L’apertura dell’Ucraina alla neutralità e alla condizione “non nucleare” del Paese non sgomberano il campo dalle contese territoriali su Crimea e Donbass
Il 30 marzo i mercati hanno eroso parte dei guadagni dovuti ai colloqui di Istanbul fra le due delegazioni: secondo il portavoce del Cremlino Peskov la strada da fare è ancora lunga. E nel frattempo la Russia continua a colpire anche nelle zone a Nord dell’Ucraina, dove era stata promessa una de-escalation
Secondo quanto affermato dal direttore del Consiglio per gli affari internazionali della Russia (RIAC) Andrey Kortunov, le rispettive retoriche si sono attenuate e la Russia avrebbe rinunciato, fra le altre cose, a cercare un cambio di regime in Ucraina. Da parte sua il presidente ucraino, Volodymyr Zelensky ha ufficialmente aperto a un futuro di neutralità del Paese, che non cercherebbe più l’ingresso nella Nato, così come a un futuro non nucleare. Secondo l’assistente presidenziale russo, Vladimir Medinsky, Kiev avrebbe accettato di non usare la forza contro la Crimea e “alcune aree delle regioni di Donetsk e Lugansk” – regioni finite nell’orbita russa che secondo la comunità internazionale restano parti integrante del territorio ucraino. Al tempo stesso, Medinsky ha fatto sapere che la Russia non si oppone all’aspirazione dell’Ucraina di entrare nell’Unione europea.
Il principale nodo da sciogliere, in vista dei colloqui a più alto livello fra i presidenti Zelensky e Putin, è lo status territoriale che sarà riconosciuto alle aree filorusse dell’Ucraina, ha dichiarato Kortunov al quotidiano economico russo Vedemosti.
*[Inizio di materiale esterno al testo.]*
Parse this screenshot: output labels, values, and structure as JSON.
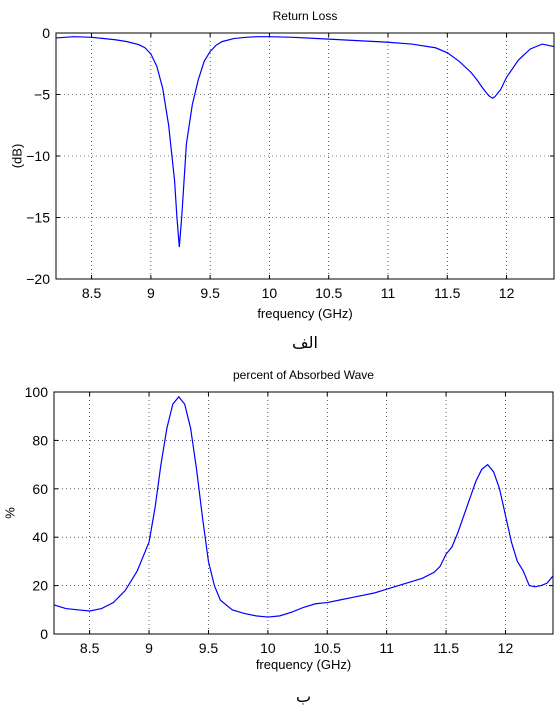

La frenata di Mosca: “nessuna svolta”
Nel frattempo, il 30 marzo il portavoce del Cremlino, Dmitri Peskov ha moderato gli entusiasmi sull’esito delle trattative dichiarando che gli ultimi colloqui non possono essere definiti come “molto promettenti” o che abbiano costituito una “svolta”, indicando che l’accordo fra le parti richiede ancora molto lavoro.
Sul fronte azionario i rialzi del 29 marzo si sono ridimensionati solo in parte, con un calo di circa mezzo punto per l’Euro Stoxx 600 e un’apertura negativa di Wall Street intorno allo 0,3%.
Secondo Kortunov, non è da escludere che, per diluire la questione più spinosa, quella territoriale, Russia e Ucraina potrebbero raggiungere un primo accordo parziale; “in questo caso, è probabile che la Russia manterrà la sua presenza militare nelle aree in cui le sue unità sono già dislocate o si troveranno in un prossimo futuro” mentre, “il ritiro completo avverrà dopo il raggiungimento di un accordo globale con Kiev”.
L’impatto economico della crisi dipenderà in parte da come l’Occidente e i suoi alleati decideranno di procedere con le sanzioni alla Russia in caso di cessazione degli scontri sul terreno. Su questo punto ad aver fornito maggiori indicazioni è stato ancora una volta il governo britannico. Il portavoce del primo ministro Boris Johnson ha fatto sapere il 29 marzo che “il solo cessate il fuoco non provocherà la rimozione delle sanzioni britanniche sulla Russia”. Anzi, “la pressione su Putin deve aumentare attraverso nuove misure economiche e fornendo aiuto militare per assicurare che la Russia cambi completamente corso”.
La realtà sul campo: la Russia continua a colpire
All’indomani dei colloqui di Istanbul, il 30 marzo, gli attacchi russi sono proseguiti anche nelle vicinanze di Kiev e nella città di Cherinihiv – a dispetto dell’annunciata intenzione di ridurre le operazioni militari in quelle aree al termine degli ultimi negoziati. Il messaggio lanciato dalla prosecuzione delle ostilità anche in quelle aree indica come, per il momento, Mosca non abbia alcuna fretta di allentare la pressione sull’Ucraina.